Yesterday I came across a beautiful panorama, one which any reference work would be thrilled to have, which had been *casually* put up for deletion. http://en.wikipedia.org/wiki/Image:Wuerzburg_panorama.jpg
This image had illustrated the article on Wuerzburg for a long while, and was then removed by an anonymous edit in February. http://en.wikipedia.org/w/index.php?title=W%FCrzburg&diff=9939546&ol...
It was soon afterward listed for deletion as one of hundreds of "unverified orphans" [UOs] listed in recent months. Quoth an enthusiastic UO deleter: "I've been doing this for about a month, and it's been generally well received."

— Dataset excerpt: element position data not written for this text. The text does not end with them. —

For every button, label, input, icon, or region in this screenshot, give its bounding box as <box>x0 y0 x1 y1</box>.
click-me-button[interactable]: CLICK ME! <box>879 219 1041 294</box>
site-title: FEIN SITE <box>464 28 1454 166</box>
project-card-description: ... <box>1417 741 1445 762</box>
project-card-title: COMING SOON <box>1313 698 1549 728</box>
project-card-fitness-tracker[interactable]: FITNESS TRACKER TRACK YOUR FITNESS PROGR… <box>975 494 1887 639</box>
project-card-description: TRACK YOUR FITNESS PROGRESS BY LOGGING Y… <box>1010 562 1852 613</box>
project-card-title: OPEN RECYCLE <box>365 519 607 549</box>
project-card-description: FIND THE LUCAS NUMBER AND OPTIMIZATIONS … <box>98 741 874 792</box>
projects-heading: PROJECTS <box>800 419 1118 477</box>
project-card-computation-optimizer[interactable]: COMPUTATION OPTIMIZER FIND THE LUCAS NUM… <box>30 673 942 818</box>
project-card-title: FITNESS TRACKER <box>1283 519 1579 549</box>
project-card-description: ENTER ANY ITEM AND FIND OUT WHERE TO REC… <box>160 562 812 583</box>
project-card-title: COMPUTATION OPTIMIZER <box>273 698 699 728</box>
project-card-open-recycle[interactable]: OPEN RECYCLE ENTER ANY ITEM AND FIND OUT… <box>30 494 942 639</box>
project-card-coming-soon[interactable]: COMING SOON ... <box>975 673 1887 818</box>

Out of about 100 such images currently listed on Images for Deletion, I found about 20 which were either clearly uploaded by their creators, or seemed likely to have been (by virtue of composition, edit summaries, image descriptions). Some of these could clearly be used productively in articles, even if they aren't at present; in particular the Wuerzburg image and http://en.wikipedia.org/wiki/Image:Xi%27an_city_wall.jpg
[ Detailed rant: http://tinyurl.com/4zpyb ]
This kind of careless deletion must stop. It should be unacceptable to list a borderline image for deletion, and only afterwards notify the uploader, who may not even visit Wikipedia every week.
A cardinal rule of image deletion should be : take every precaution not to irreversibly delete beautiful, free content. Particularly so long as we tolerate foolish debates about the unproven copyvio-status of everyone's favorite autofellatio image.